Six central banks have cut their interest rates by half a percentage point. The US Federal Reserve has cut rates from 2% to 1.5% and the European Central Bank (ECB) trimmed its rate from 4.25% to 3.75%. The UK trimmed the interest rate to 4.5% from 5%. The central banks of Canada and Sweden and Switzerland all took similar action in the coordinated move. China also cut its rate, but by 0.27 percentage points.
The unprecedented step is aimed at steadying a faltering global economy and slumping stock markets. But will it work? Does the interest rate have anything to do with the real economy? Does it bolster trust in the financial industry? No, not really.

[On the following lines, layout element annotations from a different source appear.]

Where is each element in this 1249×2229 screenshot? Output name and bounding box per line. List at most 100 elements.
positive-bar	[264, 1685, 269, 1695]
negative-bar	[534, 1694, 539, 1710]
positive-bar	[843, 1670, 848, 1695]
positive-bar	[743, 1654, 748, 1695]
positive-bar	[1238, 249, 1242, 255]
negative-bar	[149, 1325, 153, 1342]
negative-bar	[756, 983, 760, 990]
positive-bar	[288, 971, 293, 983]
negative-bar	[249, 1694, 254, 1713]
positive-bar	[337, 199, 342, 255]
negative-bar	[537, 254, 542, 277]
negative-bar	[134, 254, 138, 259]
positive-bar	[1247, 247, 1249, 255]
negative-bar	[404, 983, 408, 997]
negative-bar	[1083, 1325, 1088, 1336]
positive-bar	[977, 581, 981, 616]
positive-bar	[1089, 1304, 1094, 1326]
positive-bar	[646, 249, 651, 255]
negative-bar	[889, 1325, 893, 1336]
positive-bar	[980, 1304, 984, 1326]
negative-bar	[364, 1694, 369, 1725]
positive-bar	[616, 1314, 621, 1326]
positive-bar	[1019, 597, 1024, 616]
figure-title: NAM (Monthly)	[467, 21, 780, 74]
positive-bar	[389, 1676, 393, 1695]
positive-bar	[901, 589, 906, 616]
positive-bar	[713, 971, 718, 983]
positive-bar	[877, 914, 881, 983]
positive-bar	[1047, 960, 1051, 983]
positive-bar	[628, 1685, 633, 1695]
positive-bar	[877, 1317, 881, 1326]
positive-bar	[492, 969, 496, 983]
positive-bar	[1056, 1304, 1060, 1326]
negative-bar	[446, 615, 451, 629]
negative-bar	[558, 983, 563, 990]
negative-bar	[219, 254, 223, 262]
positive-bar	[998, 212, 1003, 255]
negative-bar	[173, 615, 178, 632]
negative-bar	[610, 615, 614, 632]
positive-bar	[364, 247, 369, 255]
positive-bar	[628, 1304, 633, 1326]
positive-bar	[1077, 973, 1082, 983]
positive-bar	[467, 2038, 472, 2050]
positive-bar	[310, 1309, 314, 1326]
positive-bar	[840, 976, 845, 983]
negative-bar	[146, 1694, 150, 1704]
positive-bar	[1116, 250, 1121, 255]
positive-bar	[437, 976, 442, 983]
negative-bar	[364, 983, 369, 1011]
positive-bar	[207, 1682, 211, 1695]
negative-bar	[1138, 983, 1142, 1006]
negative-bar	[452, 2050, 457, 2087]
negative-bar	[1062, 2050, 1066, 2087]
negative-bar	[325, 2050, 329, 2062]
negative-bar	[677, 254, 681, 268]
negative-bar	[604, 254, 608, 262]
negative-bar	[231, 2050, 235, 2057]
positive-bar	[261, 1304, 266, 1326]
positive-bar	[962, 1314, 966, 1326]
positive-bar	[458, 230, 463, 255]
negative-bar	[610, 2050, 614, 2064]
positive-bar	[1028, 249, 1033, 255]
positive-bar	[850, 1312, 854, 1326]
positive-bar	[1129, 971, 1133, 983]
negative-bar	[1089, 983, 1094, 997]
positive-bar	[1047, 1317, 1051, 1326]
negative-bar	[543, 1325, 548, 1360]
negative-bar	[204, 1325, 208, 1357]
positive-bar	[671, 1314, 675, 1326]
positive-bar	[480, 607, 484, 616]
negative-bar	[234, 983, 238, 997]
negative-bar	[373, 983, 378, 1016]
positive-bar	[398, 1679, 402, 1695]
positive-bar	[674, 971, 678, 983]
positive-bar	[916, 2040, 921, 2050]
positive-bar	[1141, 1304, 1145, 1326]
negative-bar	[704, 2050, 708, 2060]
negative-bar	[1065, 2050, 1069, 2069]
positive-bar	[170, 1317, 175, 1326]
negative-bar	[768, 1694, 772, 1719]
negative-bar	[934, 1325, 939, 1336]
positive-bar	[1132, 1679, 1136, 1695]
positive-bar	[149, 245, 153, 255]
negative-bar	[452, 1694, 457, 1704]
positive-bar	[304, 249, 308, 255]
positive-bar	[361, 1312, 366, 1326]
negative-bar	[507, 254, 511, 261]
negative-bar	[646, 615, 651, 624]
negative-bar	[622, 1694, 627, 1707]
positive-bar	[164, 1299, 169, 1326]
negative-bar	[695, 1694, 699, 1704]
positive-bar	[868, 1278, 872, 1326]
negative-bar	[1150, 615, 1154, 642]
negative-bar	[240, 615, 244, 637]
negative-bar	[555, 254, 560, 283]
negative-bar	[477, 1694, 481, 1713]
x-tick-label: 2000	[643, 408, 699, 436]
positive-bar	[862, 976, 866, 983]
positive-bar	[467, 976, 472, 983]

There might be brief relief and a short rise in confidence, but the underlying fundamental picture is not changing.
It is another knee jerk reaction. It is good to send a signal that regulators are “doing something” but it does not mean it is has been thought out or is the right thing to do. It is unlikely to help the people least able to weather economic hardship.
What regulators have not admitted is that there is no quick fix.
A resuscitation of financial markets must be underpinned by integrity. At first this means honest communication. It might also mean that privately owned banks are required to lend again (eg the UK government acquisition of preference shares might help leverage this liquidity), because without credit well over half of western economies evaporate.
Financial market players also must change their thinking to operate happily in markets of deflation and negative growth. This means changing metrics and objectives. These adjustments take time, but should be considered by regulators sooner rather than later. And have repercussions for all other policy areas.